EX-99.A5A 9 v224062_ex99-a5a.htm Unassociated Document
 
Exhibit (a)(5)(A)
 
Mark Nordlicht Commences Tender Offer
to Acquire All Outstanding Shares of
Optionable, Inc. for $0.035 per Share in Cash
 
All-Cash Offer Provides Immediate and Certain Value and a Premium for Optionable Shareholders

New York, New York – June 13, 2011 – Mark Nordlicht announced today he has commenced a tender offer for all outstanding shares of common stock of Optionable, Inc. (OTCBB: OPBL) for $0.035 per share, net to the seller in cash, without interest and less any required withholding taxes.  The transaction is valued at approximately $1,530,832, not including related fees and expenses. The offer is scheduled to expire at 5:00 p.m., New York City time on Friday, July 15, 2011.

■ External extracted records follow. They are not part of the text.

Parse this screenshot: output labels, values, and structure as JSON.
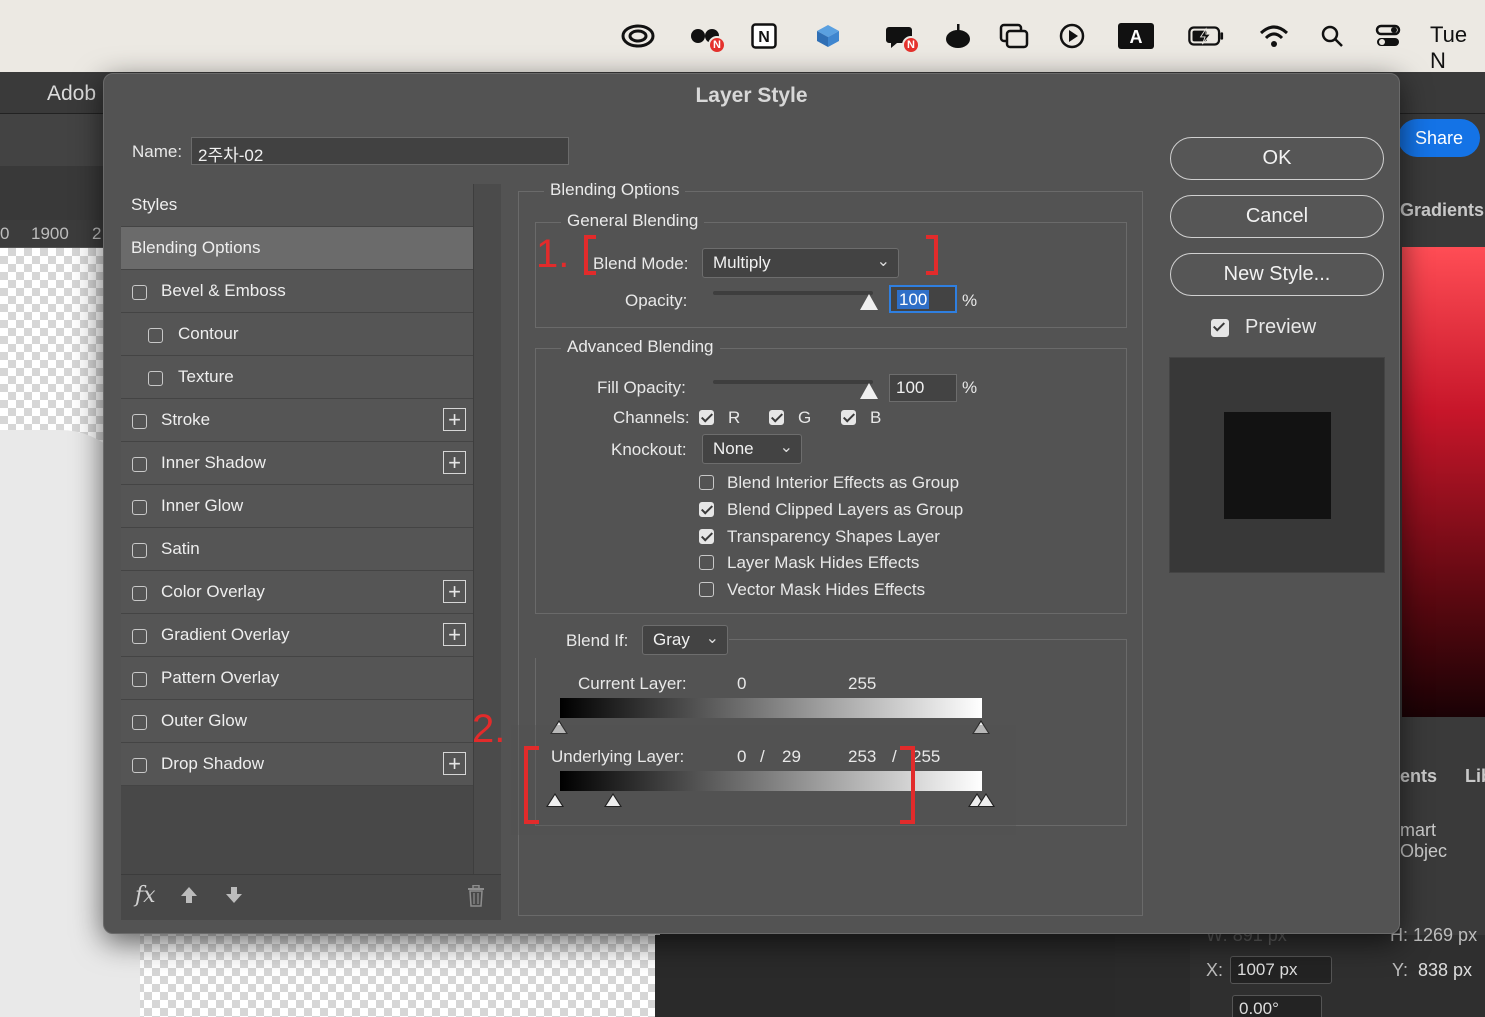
{
  "menubar": {
    "date": "Tue N",
    "icons": [
      "creative-cloud-icon",
      "notification-app-icon",
      "notion-icon",
      "finder-icon",
      "messenger-icon",
      "apple-music-icon",
      "window-stack-icon",
      "play-icon",
      "text-input-icon",
      "battery-icon",
      "wifi-icon",
      "search-icon",
      "control-center-icon"
    ],
    "badge": "N"
  },
  "app": {
    "name": "Adob",
    "share_label": "Share",
    "ruler_labels": [
      "0",
      "1900",
      "2"
    ],
    "panel_tab": "Gradients",
    "panel_tabs2": [
      "ents",
      "Lib"
    ],
    "smart_object": "mart Objec",
    "props": {
      "w_label": "W:",
      "w_value": "891 px",
      "h_label": "H:",
      "h_value": "1269 px",
      "x_label": "X:",
      "x_value": "1007 px",
      "y_label": "Y:",
      "y_value": "838 px",
      "angle_value": "0.00°"
    }
  },
  "dialog": {
    "title": "Layer Style",
    "name_label": "Name:",
    "name_value": "2주차-02",
    "styles": [
      {
        "label": "Styles",
        "type": "header"
      },
      {
        "label": "Blending Options",
        "type": "selected"
      },
      {
        "label": "Bevel & Emboss",
        "checked": false,
        "plus": false
      },
      {
        "label": "Contour",
        "checked": false,
        "plus": false,
        "indent": true
      },
      {
        "label": "Texture",
        "checked": false,
        "plus": false,
        "indent": true
      },
      {
        "label": "Stroke",
        "checked": false,
        "plus": true
      },
      {
        "label": "Inner Shadow",
        "checked": false,
        "plus": true
      },
      {
        "label": "Inner Glow",
        "checked": false,
        "plus": false
      },
      {
        "label": "Satin",
        "checked": false,
        "plus": false
      },
      {
        "label": "Color Overlay",
        "checked": false,
        "plus": true
      },
      {
        "label": "Gradient Overlay",
        "checked": false,
        "plus": true
      },
      {
        "label": "Pattern Overlay",
        "checked": false,
        "plus": false
      },
      {
        "label": "Outer Glow",
        "checked": false,
        "plus": false
      },
      {
        "label": "Drop Shadow",
        "checked": false,
        "plus": true
      }
    ],
    "footer": {
      "fx": "fx"
    },
    "blending": {
      "section_title": "Blending Options",
      "general_title": "General Blending",
      "blend_mode_label": "Blend Mode:",
      "blend_mode_value": "Multiply",
      "opacity_label": "Opacity:",
      "opacity_value": "100",
      "opacity_unit": "%",
      "advanced_title": "Advanced Blending",
      "fill_label": "Fill Opacity:",
      "fill_value": "100",
      "fill_unit": "%",
      "channels_label": "Channels:",
      "channels": [
        {
          "label": "R",
          "checked": true
        },
        {
          "label": "G",
          "checked": true
        },
        {
          "label": "B",
          "checked": true
        }
      ],
      "knockout_label": "Knockout:",
      "knockout_value": "None",
      "options": [
        {
          "label": "Blend Interior Effects as Group",
          "checked": false
        },
        {
          "label": "Blend Clipped Layers as Group",
          "checked": true
        },
        {
          "label": "Transparency Shapes Layer",
          "checked": true
        },
        {
          "label": "Layer Mask Hides Effects",
          "checked": false
        },
        {
          "label": "Vector Mask Hides Effects",
          "checked": false
        }
      ],
      "blend_if_label": "Blend If:",
      "blend_if_value": "Gray",
      "current_layer_label": "Current Layer:",
      "current_low": "0",
      "current_high": "255",
      "underlying_label": "Underlying Layer:",
      "underlying_low_a": "0",
      "underlying_sep1": "/",
      "underlying_low_b": "29",
      "underlying_high_a": "253",
      "underlying_sep2": "/",
      "underlying_high_b": "255"
    },
    "buttons": {
      "ok": "OK",
      "cancel": "Cancel",
      "new_style": "New Style...",
      "preview": "Preview",
      "preview_checked": true
    },
    "annotations": {
      "one": "1.",
      "two": "2."
    }
  },
  "colors": {
    "accent": "#1473e6",
    "annotation": "#e22b2b",
    "dialog_bg": "#535353"
  }
}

Today, Mr. Nordlicht will file with the U.S. Securities and Exchange Commission (“SEC”) a Tender Offer Statement on Schedule TO, containing the Offer to Purchase, form of Letter of Transmittal and related tender offer documents, setting forth in detail the terms and conditions of the tender offer.  The tender offer is conditioned on, among other things, (i) there being validly tendered and not withdrawn before the expiration of the Offer a number of Shares, which, together with the Shares then owned by the Purchaser, represents at least 10% of the total number of Shares outstanding on a fully diluted basis as of the date of this Offer to Purchase, which Mr. Nordlicht has computed as 5,051,613 Shares, (ii) Optionable’s Board of Directors having approved the Offer or the Purchaser is otherwise satisfied in his sole discretion that the restrictions on business combinations with interested stockholders set forth in Section 203 of the Delaware General Corporation Law and any other applicable anti-takeover laws are inapplicable to the Offer, (iii) Optionable not having entered into or effectuated any agreement or transaction with any person or entity having the effect of impairing Mr. Nordlicht’s ability to acquire Optionable or otherwise diminishing the expected value to Mr. Nordlicht of the acquisition of Optionable.  The Offer is not conditioned upon any financing arrangements.

Additional Information
 
This communication is neither an offer to purchase nor a solicitation of an offer to sell any securities.  In connection with the proposed transaction, Mark Nordlicht will file tender offer documents with the U.S. Securities and Exchange Commission (the “SEC”).  These documents will be mailed to all Optionable, Inc. shareholders of record. These documents, as they may be amended from time to time, contain important information about the proposed transaction and shareholders of Optionable, Inc. are urged to read them carefully and in their entirety before any decision is made with respect to the proposed transaction.  The tender offer materials may be obtained at no charge by directing a request by mail to VStock Transfer LLC, 77 Spruce Street, Suite 201, Cedarhurst, New York 11516, and may also be obtained at no charge at the website maintained by the SEC at www.sec.gov.